Sometimes XML contains data that simply means `nothing'. We want to delete this data:
{_, creator, "onbekend" } <=> true.
Now, in the data from which this was extracted, this is a bit too
crude because some records keep data about the creator even though
his/her name is not known. Therefore, we preceed the rule with the rule
of the next section. Note that the order of rules matter: a rule is
executed before the next one. In this particular case we could have
removed the
{S, creator, "onbekend"}
triple from the example below to
make it match after the rule above is executed.
The example below deals with entries in the database where the `creator' is unknown (Dutch: onbekend), but some properties are known about him or her. The remainder of the condition matches possible information about this creator using an `optional' match. The guard verifies there is at least some information about our unknown creator. The action part of the rule associates a new blank node as a creator.
creator_onbekend @@ {S, creator, "onbekend"}, {S, 'creator.date_of_birth', Born} ?, {S, 'creator.date_of_death', Died} ?, {S, 'creator.role', Role} ? <=> at_least_one_given([Born, Died, Role]), { S, vra:creator, bnode([ ulan:birthDate = Born, ulan:deathDate = Died, ulan:role = Role ]) }. at_least_one_given(Values) :- member(V, Values), ground(V), !.
Negation is only provided as Prolog negation--by-failure in the
guard. This implies that we cannot use the {...}
triple
notation to test on the absence of a triple, but instead we need to use
the SWI-Prolog RDF-DB primitive rdf/3. For
example, to delete all person records that have no name, we can use the
rule below. The first triple verifies the record-type. The second
matches all triples on that record and the guard verifies that the
subject has no triples for the property ahm:name.
delete_no_name @@ { S, rdf:type, ahm:'Person' }, { S, _, _ } <=> \+ rdf(S, ahm:name, _).
Currently, there is no well-defined workflow for running the tools.
The files run.pl
and rewrite.pl
contain a
skeleton that I use to convert the data from AHM (Amsterdams Historisch
Museum). The file run.pl
loads relevant background data and
defines run/0 to call the initial
converter. The relevant steps of the initial converter are to load VRA
and mapping.ttl that contains the map:xmlname declarations discussed
above. Next, we load the XML into crude RDF using the call below. The
options specify that the input in XML without namespaces (dialect xml
rather than xmlns
) and that the file contains XML elements
named
record
as the desired unit of data for conversion.
run(File) :- load_xml_as_rdf(File, [ dialect(xml), unit(record) ]).

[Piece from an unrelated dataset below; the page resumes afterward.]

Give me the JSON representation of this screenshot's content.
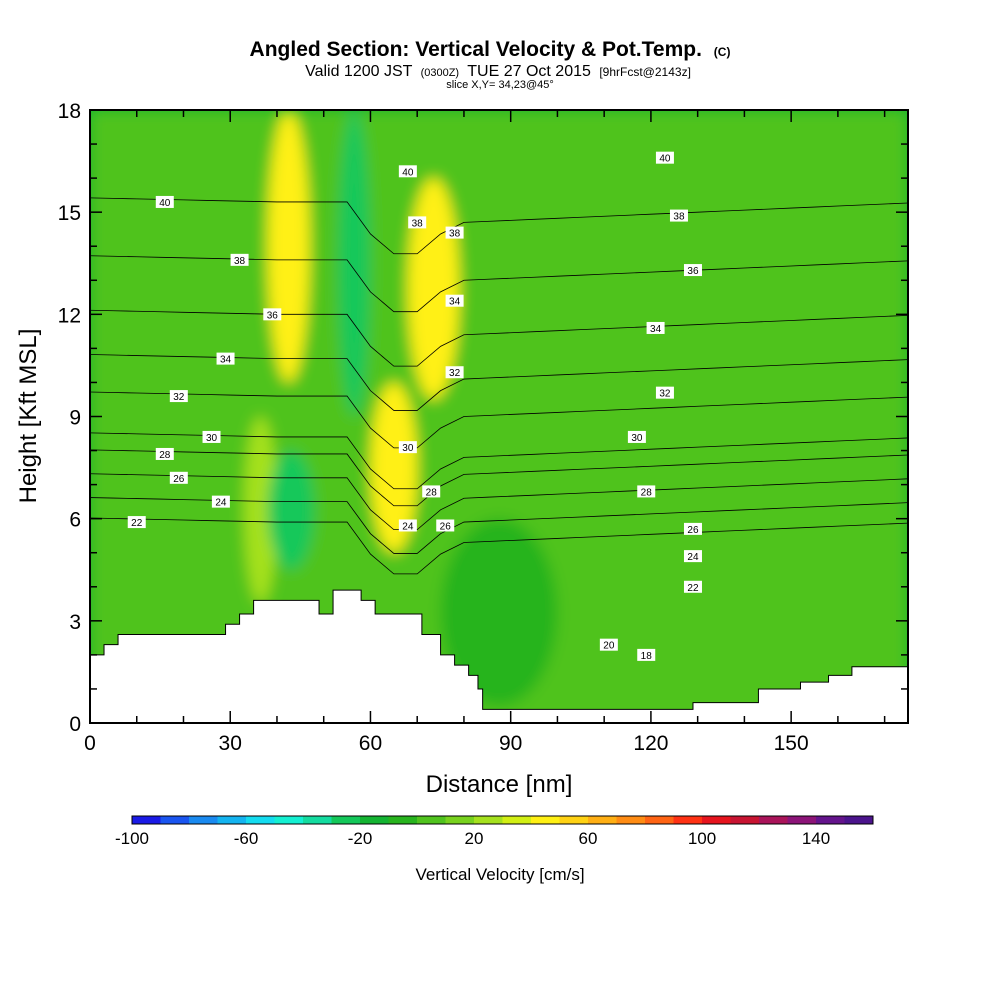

The result can be browsed by typing ?- triple20.
The file rewrite.pl
scripts the rewrite phase. It sets
up namespaces, calls to the rewrite predicates with the proper arguments
and finally provides the rules. Here are the toplevel predicates:
data
data
Below is an example run, showing all available rules and running a single rule. The example demonstrates that rules are applied until a fixed-point is reached (i.e., the RDF database does not change by applying the rules).
?- [rewrite]. true. ?- list_rules. Defined RDF mapping rules: title_translations dimension work_uris creator_sequence creator_onbekend delete_unknown_creator delete_empty_literal creator material_aat related_object true. ?- rewrite(delete_empty_literal). % Applying ... delete_empty_literal (1) % 0.100 seconds; 23,456 changes; 2,008,860 --> 1,985,404 triples % Step 1: generation 2,020,746 --> 2,044,202 % Applying ... delete_empty_literal (1) % 0.000 seconds; no change % Step 2: generation 2,044,202 --> 2,044,202 true.